I think I’m a combination between Carrie and Charlotte. When I was writing my book, I loved thinking about the different columns Carrie wrote and her trying to figure out who she is, figuring out relationships. I feel like she’s very question oriented. She asks the universe and the world a lot of questions, and I’m very much that way. I love her fashion. I love how one minute she’s red carpet and the next minute she’s funky and eccentric and the next minute she’s casual. I feel like I like to play around with that stuff, too. I don’t know. I just love her.

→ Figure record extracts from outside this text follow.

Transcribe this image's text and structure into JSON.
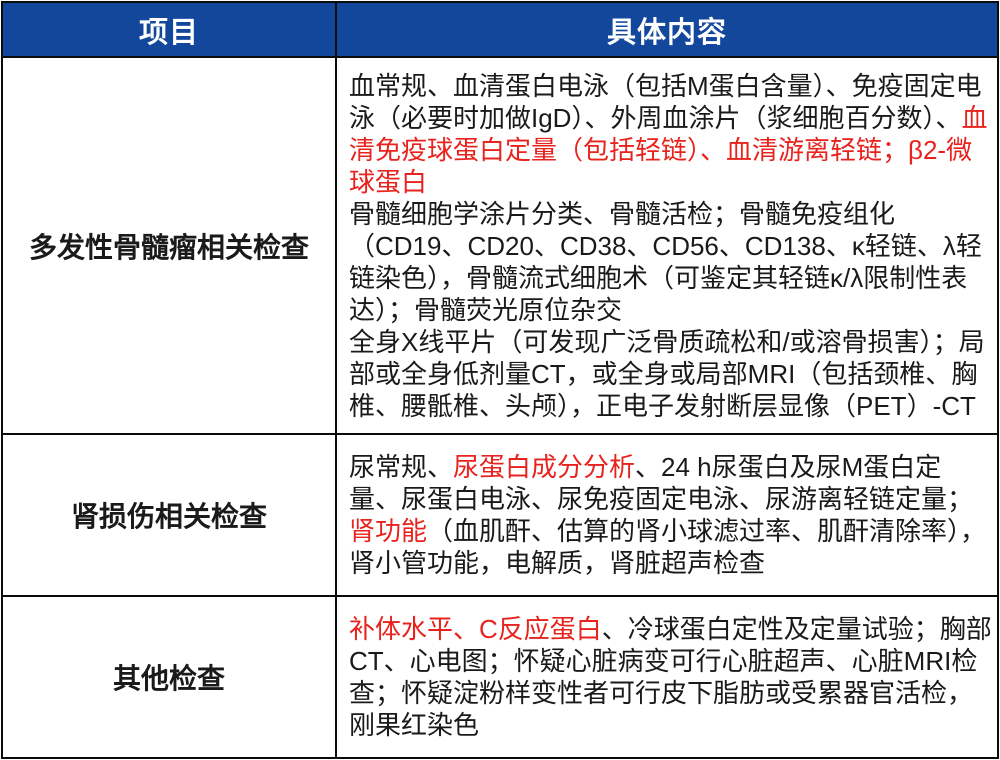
{
  "colors": {
    "header_bg": "#12479c",
    "header_text": "#ffffff",
    "border": "#0b0b0d",
    "body_text": "#1a1a1a",
    "red": "#e8231d"
  },
  "table": {
    "header": {
      "col_item": "项目",
      "col_content": "具体内容"
    },
    "rows": [
      {
        "label": "多发性骨髓瘤相关检查",
        "paragraphs": [
          [
            {
              "text": "血常规、血清蛋白电泳（包括M蛋白含量）、免疫固定电泳（必要时加做IgD）、外周血涂片（浆细胞百分数）、",
              "red": false
            },
            {
              "text": "血清免疫球蛋白定量（包括轻链）、血清游离轻链；β2-微球蛋白",
              "red": true
            }
          ],
          [
            {
              "text": "骨髓细胞学涂片分类、骨髓活检；骨髓免疫组化（CD19、CD20、CD38、CD56、CD138、κ轻链、λ轻链染色），骨髓流式细胞术（可鉴定其轻链κ/λ限制性表达）；骨髓荧光原位杂交",
              "red": false
            }
          ],
          [
            {
              "text": "全身X线平片（可发现广泛骨质疏松和/或溶骨损害）；局部或全身低剂量CT，或全身或局部MRI（包括颈椎、胸椎、腰骶椎、头颅），正电子发射断层显像（PET）-CT",
              "red": false
            }
          ]
        ]
      },
      {
        "label": "肾损伤相关检查",
        "paragraphs": [
          [
            {
              "text": "尿常规、",
              "red": false
            },
            {
              "text": "尿蛋白成分分析",
              "red": true
            },
            {
              "text": "、24 h尿蛋白及尿M蛋白定量、尿蛋白电泳、尿免疫固定电泳、尿游离轻链定量；",
              "red": false
            },
            {
              "text": "肾功能",
              "red": true
            },
            {
              "text": "（血肌酐、估算的肾小球滤过率、肌酐清除率），肾小管功能，电解质，肾脏超声检查",
              "red": false
            }
          ]
        ]
      },
      {
        "label": "其他检查",
        "paragraphs": [
          [
            {
              "text": "补体水平、C反应蛋白",
              "red": true
            },
            {
              "text": "、冷球蛋白定性及定量试验；胸部CT、心电图；怀疑心脏病变可行心脏超声、心脏MRI检查；怀疑淀粉样变性者可行皮下脂肪或受累器官活检，刚果红染色",
              "red": false
            }
          ]
        ]
      }
    ]
  }
}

Is this the same book in which you coined the term vajazzle [the now popular trend of decorating one’s vagina with jewels]?
It’s called The Day I Shot Cupid, but vajazzle is in it.
Are you sick of people asking you about vajazzling?
Omigosh. It’s one of the things that, at the time, it seemed like such a great idea, I thought it’s totally going to be such a funny thing for people to read. But I honestly never thought it would become what it did. Sometimes I just sit there in interviews and think I really hope people know I’m that I’m also a smart person, not just a weird, vagina-crazed person. There is more to me than just vajazzling! But nobody would know because I never get to talk about it.
You’re single now. Would you ever consider online dating?
I would start at a disadvantage. I would probably get a lot of winks and smiles and all those weird things that people do on those online dating sites, but it wouldn’t be because they want to date me. I also feel like it’s scary. I’m not really in a dating mode right now anyway in general.
What do you mean?
My brain is not in the dating place. You know how sometimes in life, you are in the dating place of I’m going to go out and meet people. I’m not in that phase. I’m in the do-my-own-thing phase.
You’re so active on Twitter.
I never thought I would be a Twitter person to be totally honest. But it’s so nice to be able to just say things when you want to say them. And Twitter is so great, because there’s so much support out there for you that you don’t know about until these people start tweeting you. You’re suddenly filled with this massive feeling of love and affection from people that you didn’t even know existed, who are there to support you, in a business where it sometimes feel like you’re alone.
You recently tweeted about how you were having a really tough time with all the rumors that the tabloids were writing about your love life.
That’s the downside of Twitter. It happened to be a day where I had time to sit and read a bunch of mentions. People had connected articles to things. I kept reading all this stuff about myself; I was, like, omigosh. What is this? It’s 15 articles about my chest, or my love life, or how I have a sucky love life because I’m not a good person. It was a day where it was very overwhelming. But on the positive, it was great to be able to reach out and say this hurts my feelings. I’m a human being. It was very cathartic. Before Twitter, you couldn’t do that. You were a prisoner to whatever people wanted to say or write about you. You didn’t have a voice.
Note: Although she seemed cheerful when she talked to us, Love Hewitt’s mom, Patricia Hewitt, passed away from cancer just a few days after our interview. “I’ve grown up around really strong Texas women,” Love Hewitt said. “My mom was a single mom with two young kids. My mom was also a beauty pageant queen. And Riley was. The relationship between her and her mother is very similar to the relationship between me and my mother. That’s who Riley is to me, a single mom.”